Les présents ont tous été placés dans des centres d’urgence ou en hôtels et ce pour une « plus longue durée », explique Nicolas Clément, s’appuyant sur les dires du sous-préfet Jérôme Normand. Grâce aux demandes des associations, un recensement a été réalisé pour mieux comprendre et accompagner les familles. Elles ont cependant été réparties de façon aléatoire en Île-de-France : l’hôtel le plus éloigné se situe à Goussainville, dans le Val-d’Oise. « Les gens ont été transportés par cinq bus. On sait à peu près où ils sont partis, mais on ne sait pas précisément qui est où », détaille Nicolas Clément.
« Une politique qui ne fonctionne pas »
Les associations espèrent que les pouvoirs publics leur feront un suivi de ces placements. Sinon, elles devront enquêter pour retrouver les familles et ainsi continuer à les aider. Afin que cette expulsion ne mine pas tout leur travail d’intégration des occupants. En cela, les associations font « le travail que les pouvoirs publics sont censés faire », regrette Nicolas Clément.
Si des mesures comme la plateforme d’accueil, d’information, d’orientation et de suivi (AIOS) ont été mises en place, elles ont des résultats mitigés et critiqués par le monde associatif. L’objectif de la mesure régionale est d’accompagner les habitants de bidonvilles et de les guider pour qu’ils s’intègrent. Pour Manon Filloneau, déléguée générale du CNDH Romeurope, ce genre d’initiatives est confronté aux mêmes barrières que les associations. En cause, le manque de coordination, la complexité institutionnelle et le désengagement des employés de l’État.

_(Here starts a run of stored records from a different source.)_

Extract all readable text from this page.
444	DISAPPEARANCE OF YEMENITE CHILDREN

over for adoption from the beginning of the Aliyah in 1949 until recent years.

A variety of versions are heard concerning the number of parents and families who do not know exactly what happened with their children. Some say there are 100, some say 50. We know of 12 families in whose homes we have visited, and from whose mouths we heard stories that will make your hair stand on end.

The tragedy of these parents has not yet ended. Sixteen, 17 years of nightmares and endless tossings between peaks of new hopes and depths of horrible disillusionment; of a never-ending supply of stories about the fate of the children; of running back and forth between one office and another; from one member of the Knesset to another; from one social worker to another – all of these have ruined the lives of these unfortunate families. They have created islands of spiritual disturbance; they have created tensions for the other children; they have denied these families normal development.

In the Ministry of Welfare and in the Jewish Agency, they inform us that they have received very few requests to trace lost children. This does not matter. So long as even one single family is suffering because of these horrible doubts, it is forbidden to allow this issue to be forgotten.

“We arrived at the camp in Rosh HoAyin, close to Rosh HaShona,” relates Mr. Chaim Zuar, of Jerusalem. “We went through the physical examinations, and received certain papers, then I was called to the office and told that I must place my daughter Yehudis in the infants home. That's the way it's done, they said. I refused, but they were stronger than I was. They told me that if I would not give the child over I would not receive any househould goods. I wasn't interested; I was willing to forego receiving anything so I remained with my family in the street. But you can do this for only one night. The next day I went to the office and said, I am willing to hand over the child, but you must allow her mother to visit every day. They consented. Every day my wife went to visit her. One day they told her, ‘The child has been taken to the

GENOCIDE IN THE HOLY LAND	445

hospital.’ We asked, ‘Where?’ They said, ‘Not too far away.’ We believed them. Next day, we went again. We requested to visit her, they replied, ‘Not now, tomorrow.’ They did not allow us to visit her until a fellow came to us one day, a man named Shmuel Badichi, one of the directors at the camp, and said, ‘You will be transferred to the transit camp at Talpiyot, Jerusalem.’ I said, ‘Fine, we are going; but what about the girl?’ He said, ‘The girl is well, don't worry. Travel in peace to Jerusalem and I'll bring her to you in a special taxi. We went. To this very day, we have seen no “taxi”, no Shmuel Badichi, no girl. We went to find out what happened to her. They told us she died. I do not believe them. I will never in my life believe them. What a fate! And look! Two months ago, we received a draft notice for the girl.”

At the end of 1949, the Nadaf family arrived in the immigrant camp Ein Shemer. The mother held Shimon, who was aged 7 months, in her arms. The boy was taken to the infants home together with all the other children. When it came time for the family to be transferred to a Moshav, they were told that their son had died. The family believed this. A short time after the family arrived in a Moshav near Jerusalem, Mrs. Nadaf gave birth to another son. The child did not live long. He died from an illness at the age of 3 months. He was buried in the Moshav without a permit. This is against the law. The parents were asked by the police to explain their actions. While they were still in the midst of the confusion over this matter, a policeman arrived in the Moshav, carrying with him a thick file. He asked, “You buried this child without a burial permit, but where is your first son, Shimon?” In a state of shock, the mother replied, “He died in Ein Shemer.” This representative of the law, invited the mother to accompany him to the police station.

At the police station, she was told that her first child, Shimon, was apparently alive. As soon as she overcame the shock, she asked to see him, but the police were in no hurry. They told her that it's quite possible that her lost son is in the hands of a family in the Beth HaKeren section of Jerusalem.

Pour Livia Otal, « c’est l’illustration d’une politique qui ne fonctionne pas ». Selon elle, évacuer et démanteler comme cela est fait actuellement déplace le problème, parfois même pour mieux le faire « revenir à la case départ ».
« Il y a une issue possible pour les résidents placés », commente Nicolas Clément, et cette sortie du bidonville doit se faire de manière progressive et individualisée. « Il faut des diagnostics sociaux poussés pour insérer les individus dans le marché du travail. Le suivi doit être très fort », explique Nathalie Jantet. L’intégration de ces habitants prend du temps et peut durer plusieurs années, mais elle peut être atteinte. « Le parcours entre la rue et le logement est long et compliqué », soutient Livia Otal.
Quelques initiatives réussies peuvent être une source d’inspiration. Au cœur de ces succès se trouvent les associations, mais aussi les pouvoirs locaux. En Haute-Garonne, une stratégie de résorption partenariale et territoriale a permis de réduire le nombre de personnes vivant en bidonvilles : la population départementale est passée de 1 200 en 2012 à 600 en 2017, selon le rapport 2017 du CNDH Romeurope.
Feu le bidonville de la porte de La Chapelle n’est qu’un exemple parmi les 571 bidonvilles, squats et campements de France. La situation des personnes ayant habité sur cette voie de chemin de fer reflète celle des 16 000 autres en France, selon les données d’avril 2017 de la Délégation interministérielle à l’hébergement et à l’accès au logement (Dihal). Quand il est n’est pas bousculé par une expulsion, leur quotidien est compliqué par des conditions de vie insalubres, une faible scolarisation des enfants, des difficultés à accéder aux services publics sociaux, hospitaliers, bancaires, judiciaires ou encore d’emploi.